The term ‘diaschisis’ is used to describe a depression of regional neuronal metabolism and cerebral blood flow caused by dysfunction in an anatomically separate but functionally related neuronal region. While ataxia occurs in lesions of the pons [2], midbrain [3], and internal capsule [4], subclinical cerebellar diaschisis has been observed over a wider brain area, e.g., the frontoparietal cortex [10], thalamus [11], midbrain [12], pons [13], and medulla [14]. In our patient, ECD-SPECT could visualize hypoperfusion in the left cerebellar hemisphere diffusely.

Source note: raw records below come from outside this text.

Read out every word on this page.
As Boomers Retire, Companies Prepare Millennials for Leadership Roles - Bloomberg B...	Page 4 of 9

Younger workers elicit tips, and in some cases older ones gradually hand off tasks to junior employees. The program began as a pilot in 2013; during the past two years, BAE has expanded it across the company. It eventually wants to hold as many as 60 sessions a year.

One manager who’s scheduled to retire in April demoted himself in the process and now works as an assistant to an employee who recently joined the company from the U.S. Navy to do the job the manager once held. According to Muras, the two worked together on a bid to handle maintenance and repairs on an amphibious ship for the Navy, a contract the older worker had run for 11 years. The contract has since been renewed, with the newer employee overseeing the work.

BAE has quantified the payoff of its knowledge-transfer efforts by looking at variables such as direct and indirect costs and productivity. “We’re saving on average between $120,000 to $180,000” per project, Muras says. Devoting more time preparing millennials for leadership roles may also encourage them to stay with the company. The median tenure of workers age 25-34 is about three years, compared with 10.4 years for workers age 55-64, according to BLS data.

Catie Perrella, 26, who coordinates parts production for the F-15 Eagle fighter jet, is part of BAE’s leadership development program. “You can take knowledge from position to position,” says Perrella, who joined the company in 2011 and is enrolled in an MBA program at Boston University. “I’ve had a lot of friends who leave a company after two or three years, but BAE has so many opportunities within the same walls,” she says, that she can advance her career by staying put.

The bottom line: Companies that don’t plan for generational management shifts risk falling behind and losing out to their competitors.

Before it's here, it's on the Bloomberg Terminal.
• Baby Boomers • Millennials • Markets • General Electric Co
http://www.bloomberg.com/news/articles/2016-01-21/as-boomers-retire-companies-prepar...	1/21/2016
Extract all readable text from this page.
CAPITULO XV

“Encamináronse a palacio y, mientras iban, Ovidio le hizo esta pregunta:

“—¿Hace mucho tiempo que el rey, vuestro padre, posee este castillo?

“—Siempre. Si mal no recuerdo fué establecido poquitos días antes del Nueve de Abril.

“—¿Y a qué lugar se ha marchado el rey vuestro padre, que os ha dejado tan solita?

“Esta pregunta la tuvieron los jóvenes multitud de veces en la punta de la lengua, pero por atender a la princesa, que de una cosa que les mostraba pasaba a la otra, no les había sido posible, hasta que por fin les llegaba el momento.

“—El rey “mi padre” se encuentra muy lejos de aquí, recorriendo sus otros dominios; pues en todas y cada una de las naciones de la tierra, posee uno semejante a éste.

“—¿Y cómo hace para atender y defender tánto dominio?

Combined with the findings by MRI, this hypoperfusion can be regarded as diaschisis, which most likely represents the anatomical connection between the inferior cerebellar peduncle and the cerebellum.
In conclusion, our patient quasi-unilaterally developed cerebellar ataxia because of a small infarct localized at the ipsilateral dorsolateral medulla. Neuroimaging findings suggested the involvement of the inferior cerebellar peduncle that projects to the cerebellum in our patient.